Por Eliana Maria (Ir. Gabriela, Obl. OSB)


* Artigo de Dom Walmir Oliveira de Azevedo,
Arcebispo Metropolitano de Belo Horizonte
 
‘O Papa Francisco define ainda mais nitidamente o horizonte norteador da Igreja Católica neste tempo com a sua recém-publicada Exortação Apostólica, intitulada “A alegria do Evangelho”.  Obviamente, trata-se de uma exortação que nasce da “escuta”, na dinâmica da vida da Igreja e do que é próprio da graça de Deus. O Papa Francisco, com frescor próprio do coração de pastor enraizado no chão latino-americano, reaviva, com singularidades, a recuperação de sentidos genuínos na vivência do Evangelho. O conhecimento da Exortação do Papa é determinante na compreensão e no tratamento do mais importante desafio da Igreja Católica na contemporaneidade: a insubstituível tarefa de anunciar o Evangelho no mundo atual.
 
Ao falar sobre alegria, um capítulo determinante da vida e um interesse comum a todos os corações, é imprescindível compreender que o Evangelho de Jesus Cristo não é um simples conjunto conceitual alternativo para aprendizagem, ou simples referência quando necessário. A alegria do Evangelho é duradoura.  Enche o coração dos que, no cotidiano, vivenciam a experiência do encontro pessoal com Jesus Cristo. Trata-se de uma alegria que não é como muitas outras, que seduzem, mas são passageiras e não têm força para resgatar o vazio interior, o isolamento e a tristeza. O Papa Francisco adverte que o grande risco do mundo contemporâneo, com a oferta múltipla e opressora de consumo, é uma tristeza individualista que brota do coração acomodado e avarento, da busca doentia de prazeres superficiais.
 
Não é possível encontrar uma alegria verdadeira e duradoura quando a vida interior se fecha nos seus próprios interesses. Isto impede a escuta de Deus e faz morrer o entusiasmo de se fazer o bem. Um risco que, sublinha o Papa Francisco, pode atingir também aos que creem e praticam a fé. Um cenário que pode ser constatado quando são encontradas pessoas descontentes, ressentidas, amargas e incapacitadas para cultivar sonhos e projetos, necessários para conduzir a vida na direção da sua estatura própria de dom de Deus. A alegria, necessidade natural do coração humano, expressão de vida vivida com dignidade, vem com o anúncio, conhecimento, experiência e testemunho do Evangelho de Jesus Cristo.
 
A Igreja, que tem a missão de promover a experiência dessa alegria duradoura tem que estar em movimento, isto é, sempre a caminho. Cada membro, tomando a iniciativa de sair e ir ao encontro, deve renunciar às comodidades e acolher o desafio da mudança, da renovação, numa atitude permanente de conversão.
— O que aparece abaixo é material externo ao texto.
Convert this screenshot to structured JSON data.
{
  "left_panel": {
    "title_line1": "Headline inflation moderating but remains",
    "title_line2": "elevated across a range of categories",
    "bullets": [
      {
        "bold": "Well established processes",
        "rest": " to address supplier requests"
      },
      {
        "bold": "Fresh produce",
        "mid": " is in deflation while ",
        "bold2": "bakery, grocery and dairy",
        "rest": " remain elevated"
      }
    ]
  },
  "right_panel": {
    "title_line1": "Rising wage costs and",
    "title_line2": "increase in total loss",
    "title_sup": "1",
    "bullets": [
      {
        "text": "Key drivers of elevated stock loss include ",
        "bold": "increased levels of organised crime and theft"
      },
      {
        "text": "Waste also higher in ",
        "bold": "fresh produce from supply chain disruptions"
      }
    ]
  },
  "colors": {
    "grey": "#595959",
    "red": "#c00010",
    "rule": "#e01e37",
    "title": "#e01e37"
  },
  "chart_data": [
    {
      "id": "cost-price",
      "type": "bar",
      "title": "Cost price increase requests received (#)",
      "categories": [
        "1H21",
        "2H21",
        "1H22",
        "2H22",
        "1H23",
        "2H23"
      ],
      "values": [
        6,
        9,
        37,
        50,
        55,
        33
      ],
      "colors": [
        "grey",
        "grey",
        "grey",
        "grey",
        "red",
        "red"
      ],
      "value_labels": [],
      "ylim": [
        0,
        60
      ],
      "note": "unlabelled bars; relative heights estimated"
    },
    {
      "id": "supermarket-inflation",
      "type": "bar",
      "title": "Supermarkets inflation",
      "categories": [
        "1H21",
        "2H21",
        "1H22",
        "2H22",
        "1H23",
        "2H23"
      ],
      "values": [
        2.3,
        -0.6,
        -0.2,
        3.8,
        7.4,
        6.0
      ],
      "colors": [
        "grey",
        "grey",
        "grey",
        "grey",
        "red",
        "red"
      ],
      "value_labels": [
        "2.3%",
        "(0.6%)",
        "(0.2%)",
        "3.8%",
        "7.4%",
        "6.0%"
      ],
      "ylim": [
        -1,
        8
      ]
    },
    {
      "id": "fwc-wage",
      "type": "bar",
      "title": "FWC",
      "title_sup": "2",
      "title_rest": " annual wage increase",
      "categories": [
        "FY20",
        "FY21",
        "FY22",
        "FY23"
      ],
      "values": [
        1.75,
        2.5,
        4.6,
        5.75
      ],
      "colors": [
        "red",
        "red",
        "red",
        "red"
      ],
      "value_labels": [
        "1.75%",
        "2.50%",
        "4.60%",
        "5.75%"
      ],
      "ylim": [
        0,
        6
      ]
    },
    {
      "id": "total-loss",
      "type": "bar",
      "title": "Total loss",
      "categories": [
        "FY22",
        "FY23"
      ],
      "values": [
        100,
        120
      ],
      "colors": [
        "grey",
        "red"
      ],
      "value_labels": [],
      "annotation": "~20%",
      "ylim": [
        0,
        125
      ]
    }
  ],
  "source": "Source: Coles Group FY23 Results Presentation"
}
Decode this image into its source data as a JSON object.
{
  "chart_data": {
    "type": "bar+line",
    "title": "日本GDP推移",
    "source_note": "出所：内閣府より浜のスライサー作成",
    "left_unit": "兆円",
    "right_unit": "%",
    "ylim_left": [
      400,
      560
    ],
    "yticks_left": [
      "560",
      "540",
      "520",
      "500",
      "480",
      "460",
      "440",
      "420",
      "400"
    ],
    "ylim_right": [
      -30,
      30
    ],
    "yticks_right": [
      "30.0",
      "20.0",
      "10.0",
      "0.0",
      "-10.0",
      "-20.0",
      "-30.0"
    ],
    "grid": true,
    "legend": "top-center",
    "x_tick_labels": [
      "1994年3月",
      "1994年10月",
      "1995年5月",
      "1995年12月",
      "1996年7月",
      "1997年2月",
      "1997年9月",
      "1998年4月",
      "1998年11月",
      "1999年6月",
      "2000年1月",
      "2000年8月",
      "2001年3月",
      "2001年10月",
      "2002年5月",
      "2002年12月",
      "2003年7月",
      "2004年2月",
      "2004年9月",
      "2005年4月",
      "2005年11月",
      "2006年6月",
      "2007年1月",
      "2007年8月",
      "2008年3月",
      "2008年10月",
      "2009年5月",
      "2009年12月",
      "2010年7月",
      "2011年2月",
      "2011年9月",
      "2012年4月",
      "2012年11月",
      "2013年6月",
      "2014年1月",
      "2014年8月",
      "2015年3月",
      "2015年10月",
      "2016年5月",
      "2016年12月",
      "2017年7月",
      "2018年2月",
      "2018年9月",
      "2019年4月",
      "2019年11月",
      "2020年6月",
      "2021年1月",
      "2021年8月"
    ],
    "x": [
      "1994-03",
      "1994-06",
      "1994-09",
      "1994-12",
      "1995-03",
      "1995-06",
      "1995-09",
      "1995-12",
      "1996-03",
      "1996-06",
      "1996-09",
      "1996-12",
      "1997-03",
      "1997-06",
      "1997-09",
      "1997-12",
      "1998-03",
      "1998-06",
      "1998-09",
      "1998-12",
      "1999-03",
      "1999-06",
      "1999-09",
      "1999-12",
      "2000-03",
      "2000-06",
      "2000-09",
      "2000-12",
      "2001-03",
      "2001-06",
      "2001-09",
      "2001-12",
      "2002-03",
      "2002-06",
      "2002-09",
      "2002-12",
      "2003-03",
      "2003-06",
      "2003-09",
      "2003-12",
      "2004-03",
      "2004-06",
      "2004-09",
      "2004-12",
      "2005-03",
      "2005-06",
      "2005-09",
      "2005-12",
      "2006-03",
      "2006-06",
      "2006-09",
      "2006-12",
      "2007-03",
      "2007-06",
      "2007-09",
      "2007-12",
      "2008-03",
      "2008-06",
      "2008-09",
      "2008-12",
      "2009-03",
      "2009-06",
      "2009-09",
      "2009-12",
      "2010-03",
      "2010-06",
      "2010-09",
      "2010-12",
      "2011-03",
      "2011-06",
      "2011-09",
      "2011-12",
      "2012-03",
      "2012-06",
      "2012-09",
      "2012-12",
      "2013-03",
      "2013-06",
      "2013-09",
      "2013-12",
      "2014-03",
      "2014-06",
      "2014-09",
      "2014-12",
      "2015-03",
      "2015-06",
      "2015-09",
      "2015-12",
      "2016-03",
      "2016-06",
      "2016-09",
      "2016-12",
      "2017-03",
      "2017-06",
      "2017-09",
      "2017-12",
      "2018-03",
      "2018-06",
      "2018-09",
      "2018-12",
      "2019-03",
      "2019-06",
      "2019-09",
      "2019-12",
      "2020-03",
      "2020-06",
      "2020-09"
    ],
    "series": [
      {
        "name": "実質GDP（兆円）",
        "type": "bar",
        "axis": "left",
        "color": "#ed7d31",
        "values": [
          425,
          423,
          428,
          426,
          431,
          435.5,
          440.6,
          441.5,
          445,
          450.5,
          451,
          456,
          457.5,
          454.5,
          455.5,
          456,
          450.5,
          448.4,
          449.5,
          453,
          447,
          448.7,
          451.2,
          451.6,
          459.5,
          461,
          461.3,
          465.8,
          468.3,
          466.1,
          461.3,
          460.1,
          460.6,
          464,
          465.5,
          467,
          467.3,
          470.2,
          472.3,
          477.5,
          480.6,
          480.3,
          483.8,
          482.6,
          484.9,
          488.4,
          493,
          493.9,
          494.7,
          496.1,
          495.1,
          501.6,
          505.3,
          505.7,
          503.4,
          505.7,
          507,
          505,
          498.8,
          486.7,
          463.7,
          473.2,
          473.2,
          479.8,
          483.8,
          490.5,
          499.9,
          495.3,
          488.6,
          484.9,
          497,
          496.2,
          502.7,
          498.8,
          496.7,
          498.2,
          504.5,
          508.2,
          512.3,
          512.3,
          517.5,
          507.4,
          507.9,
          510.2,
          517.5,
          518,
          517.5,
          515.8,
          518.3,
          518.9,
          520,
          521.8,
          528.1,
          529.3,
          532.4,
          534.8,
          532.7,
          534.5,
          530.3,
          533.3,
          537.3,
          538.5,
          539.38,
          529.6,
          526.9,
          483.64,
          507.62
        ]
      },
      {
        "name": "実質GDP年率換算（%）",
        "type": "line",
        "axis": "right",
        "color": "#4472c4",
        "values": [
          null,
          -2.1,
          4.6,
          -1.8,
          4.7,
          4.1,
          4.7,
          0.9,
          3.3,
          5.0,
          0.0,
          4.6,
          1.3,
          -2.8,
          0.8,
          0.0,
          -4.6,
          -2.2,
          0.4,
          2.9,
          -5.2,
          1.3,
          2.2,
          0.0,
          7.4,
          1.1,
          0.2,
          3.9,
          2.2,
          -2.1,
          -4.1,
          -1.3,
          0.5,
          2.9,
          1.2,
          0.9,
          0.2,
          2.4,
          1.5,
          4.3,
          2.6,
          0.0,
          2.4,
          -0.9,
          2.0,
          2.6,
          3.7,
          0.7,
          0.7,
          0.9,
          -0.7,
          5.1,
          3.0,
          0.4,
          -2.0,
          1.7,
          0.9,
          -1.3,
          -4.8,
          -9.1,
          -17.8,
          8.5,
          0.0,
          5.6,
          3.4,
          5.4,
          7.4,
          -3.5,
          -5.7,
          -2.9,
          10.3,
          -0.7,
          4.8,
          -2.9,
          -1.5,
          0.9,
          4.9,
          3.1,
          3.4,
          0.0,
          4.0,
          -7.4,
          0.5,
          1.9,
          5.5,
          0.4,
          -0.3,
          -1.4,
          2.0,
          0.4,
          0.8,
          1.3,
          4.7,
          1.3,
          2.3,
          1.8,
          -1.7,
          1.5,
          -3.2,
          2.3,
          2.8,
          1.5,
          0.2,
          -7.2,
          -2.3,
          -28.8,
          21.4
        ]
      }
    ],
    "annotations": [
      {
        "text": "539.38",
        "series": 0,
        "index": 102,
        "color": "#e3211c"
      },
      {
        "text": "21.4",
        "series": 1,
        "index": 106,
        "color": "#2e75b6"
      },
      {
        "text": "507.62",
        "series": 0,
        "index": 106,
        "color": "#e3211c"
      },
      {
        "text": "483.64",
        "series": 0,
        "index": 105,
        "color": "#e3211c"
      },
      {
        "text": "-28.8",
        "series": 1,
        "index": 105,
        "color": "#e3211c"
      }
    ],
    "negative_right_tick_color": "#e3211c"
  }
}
É preciso ter coragem de mudar, de ousar novas respostas, em todos os campos da sociedade, dinâmicas e projetos. No caminho contrário, corre-se o risco de se tornar um instrumento inócuo no serviço e no anúncio da fonte inesgotável dessa alegria.
 
Por isso, diz o Papa Francisco, a Igreja está desafiada por uma exigência de renovação improrrogável. Para se adequar a esta necessidade, é preciso reconhecer os muitos desafios postos pelo mundo contemporâneo. A consideração das diferentes culturas urbanas, com um conhecimento mais aprofundado de suas dinâmicas, interesses, linguagens e configurações, tem a propriedade de mostrar o caminho novo que fará a renovação da Igreja. O Papa Francisco sublinha que na atual cultura dominante, o primeiro lugar está ocupado por aquilo que é exterior, imediato, visível, veloz, superficial e provisório. O real dá lugar à aparência. Constata-se uma deterioração de valores culturais, com a assimilação de tendências eticamente fracas. Esse processo de renovação e  trabalhosa tarefa de ajudar o mundo a encontrar no Evangelho a fonte perene de alegria duradoura supõe, sem negociação, a coragem e a perseverança no dizer “não” a uma economia da exclusão, “não” à nova idolatria do dinheiro, que dá ao mercado a força de governar e não  a de servir, gerando perversidades inadmissíveis. “Não” a todo tipo de iniquidade que gera violência, “não” ao egoísmo mesquinho e ao pessimismo estéril.
 
É hora de compreender e testemunhar a dimensão social da fé, como força e instrumento de uma nova “escuta” prioritária dos pobres, trabalhando para respeitar o povo, de muitos rostos e necessidades. Convida-nos o Papa Francisco a buscar, corajosamente, novas configurações organizacionais, institucionais e pessoais, apoiados na certeza daquilo que, luminosamente, está na alegria do Evangelho.